README.txt

January 20, 2026 · View on GitHub

Directions on how to setup code.

Step 1 (Download Datasets):

Waterbirds Dataset: -- Backgrounds (We used the augmented backgrounds linked in the repo): https://github.com/mymakar/causally_motivated_shortcut_removal/tree/master/waterbirds -- Birds and Segmentations: https://www.vision.caltech.edu/datasets/cub_200_2011/ KOA Dataset: https://nda.nih.gov/oai Food Review: https://www.kaggle.com/datasets/snap/amazon-fine-food-reviews

Step 2 (Fill in constants to link dataset files to experiment scripts):

Once the dataset files have been downloaded, you need to create directories to store the files for each dataset. Next, you need to fill out the the appropriate constants in the const.py file with the directory locations. The constants for the dataset files downloaded from the internet have "RAW_DATA_DIR" in the name. Additionally, another directory will need to be created for each dataset, that will be used to store the generated datasets. The constants for these directories have "DATASET_DIR" in the name.

Step 3 (Process datasets):

When the constants have been filled out, you will now need to process the raw data. For the KOA data, first run the extract_zip_data.py and dicom_to_png.py scripts.
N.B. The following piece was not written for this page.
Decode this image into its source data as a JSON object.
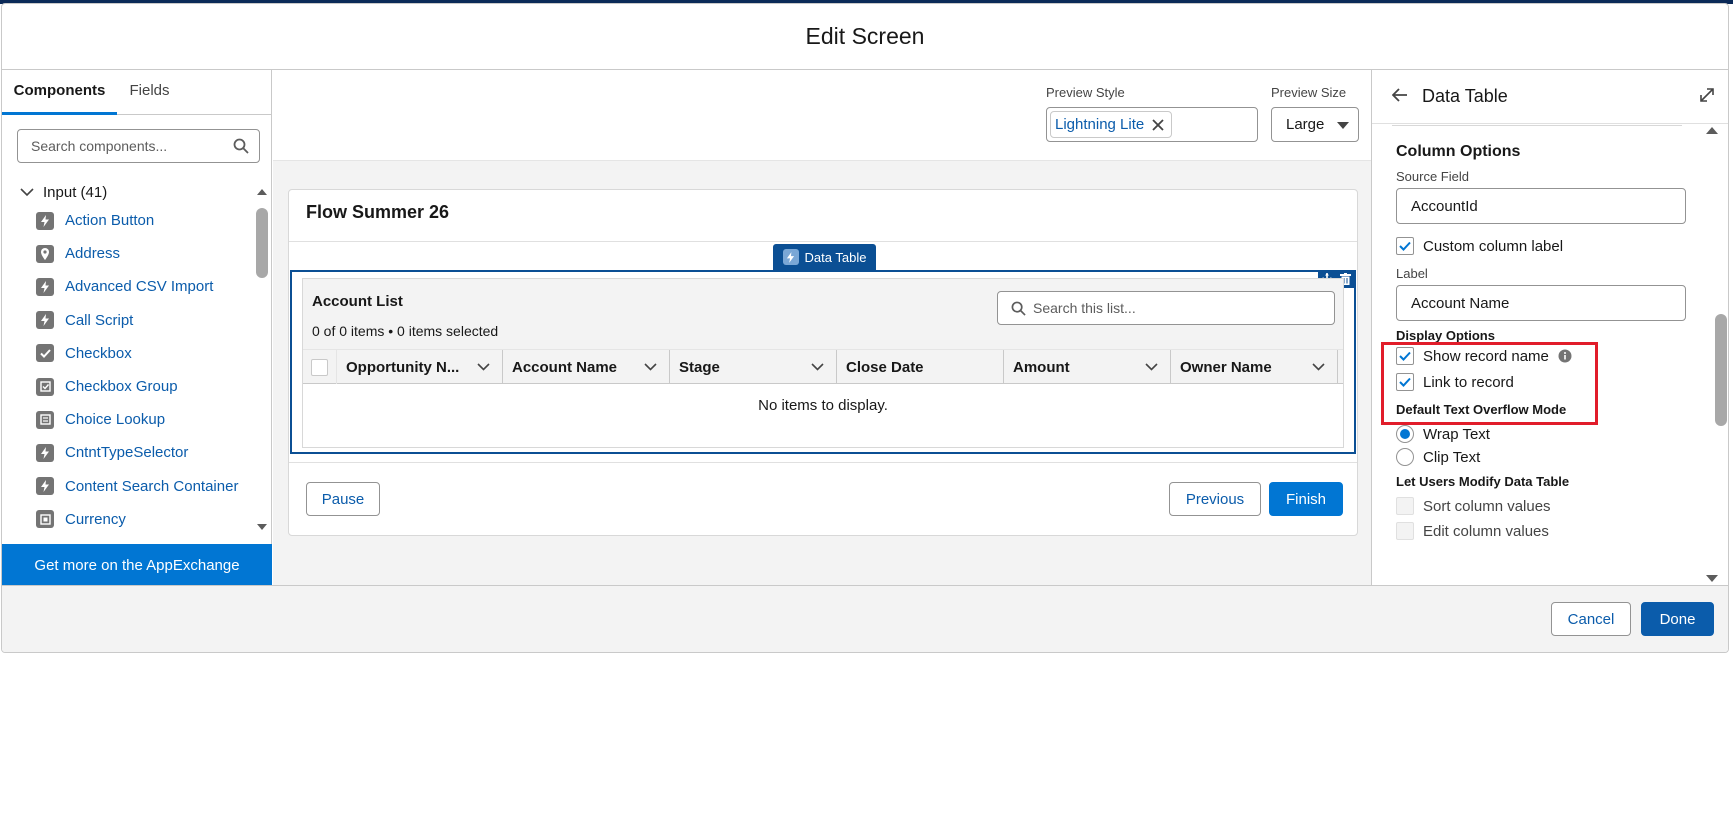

Step 4 (Create the datasets):

create_datasets.py is used to create all of the datasets.

Step 5 (Run experiments):

teacher_cross_val.py: Is used for performing cross validation for the teacher models used in TIPMI. mm_cross_val.py: Is used for performing cross validation for the mediator models used in MBM. cross_val.py: Is used for performing cross validation for each model. evaluate.py: Is used to generate the final results for each model.